Study links coffee, genetics and Parkinson's disease prevention
A recent study co-authored by Evergreen Healthcare neurologist Dr. Pinky Agarwal finds good news for coffee drinkers: consuming caffeinated coffee may significantly reduce the risk of Parkinson's disease in some individuals depending on their genetics, according to research recently published by the Public Library of Science.
Parkinson's disease, which affects more than 50,000 Americans each year, is a progressive disorder of the central nervous system that affects movement. According to the study, researchers identified a connection between coffee's protective qualities and a gene known as GRIN2A, which regulates brain signals that control movement and behavior.

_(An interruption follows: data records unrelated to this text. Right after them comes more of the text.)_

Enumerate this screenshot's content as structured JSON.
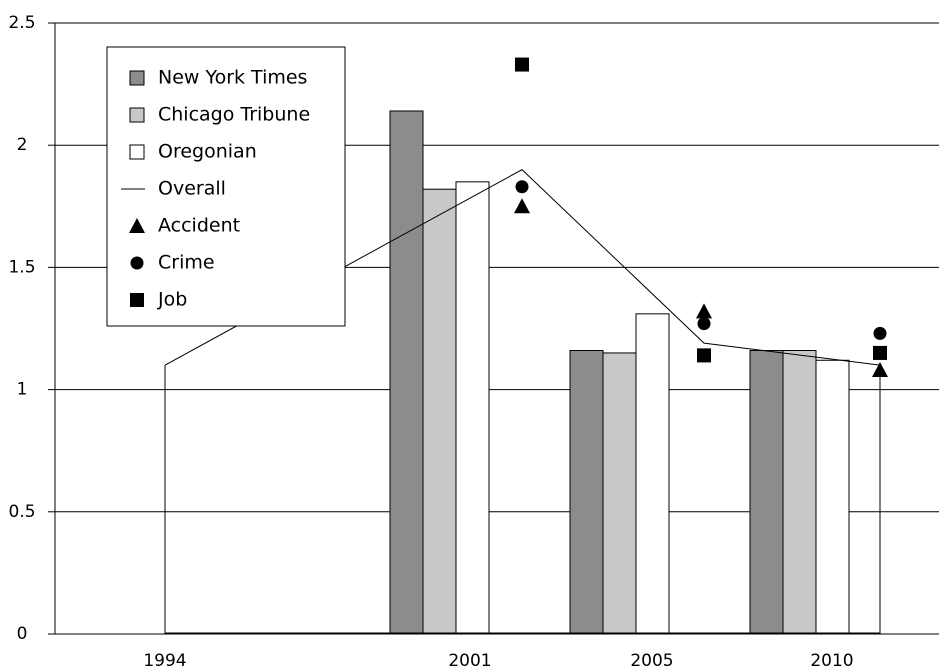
{
  "chart_data": {
    "type": "bar",
    "categories": [
      "1994",
      "2001",
      "2005",
      "2010"
    ],
    "ylim": [
      0,
      2.5
    ],
    "yticks": [
      0,
      0.5,
      1,
      1.5,
      2,
      2.5
    ],
    "grid": true,
    "legend": "upper left",
    "series": [
      {
        "name": "New York Times",
        "kind": "bar",
        "color": "#8c8c8c",
        "values": [
          null,
          2.14,
          1.16,
          1.16
        ]
      },
      {
        "name": "Chicago Tribune",
        "kind": "bar",
        "color": "#c8c8c8",
        "values": [
          null,
          1.82,
          1.15,
          1.16
        ]
      },
      {
        "name": "Oregonian",
        "kind": "bar",
        "color": "#ffffff",
        "values": [
          null,
          1.85,
          1.31,
          1.12
        ]
      },
      {
        "name": "Overall",
        "kind": "line",
        "color": "#000000",
        "values": [
          1.1,
          1.9,
          1.19,
          1.1
        ]
      },
      {
        "name": "Accident",
        "kind": "marker",
        "marker": "triangle",
        "color": "#000000",
        "values": [
          null,
          1.75,
          1.32,
          1.08
        ]
      },
      {
        "name": "Crime",
        "kind": "marker",
        "marker": "circle",
        "color": "#000000",
        "values": [
          null,
          1.83,
          1.27,
          1.23
        ]
      },
      {
        "name": "Job",
        "kind": "marker",
        "marker": "square",
        "color": "#000000",
        "values": [
          null,
          2.33,
          1.14,
          1.15
        ]
      }
    ]
  }
}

On average, heavy coffee drinkers were found to have a 27% lower risk of developing Parkinson's disease, regardless of the genes they carry. The risk was even less for heavy coffee drinkers who carry a specific variation of GRIN2A, with a 59% lower chance.
"Researchers have long studied the relationship between coffee and Parkinson's disease with results often showing that all people do not benefit equally from consuming varying amounts of caffeinated coffee,” said Agarwal. “Through this study, we have proven the benefits of using genetic evidence to determine new risk factors for Parkinson's. We think the results will contribute to more personalized treatment for and prevention of this disease."
Agarwal co-authored the study alongside a team of nationally recognized specialists within a range of fields including oncology, epidemiology, neurology, genetics and environmental health studies.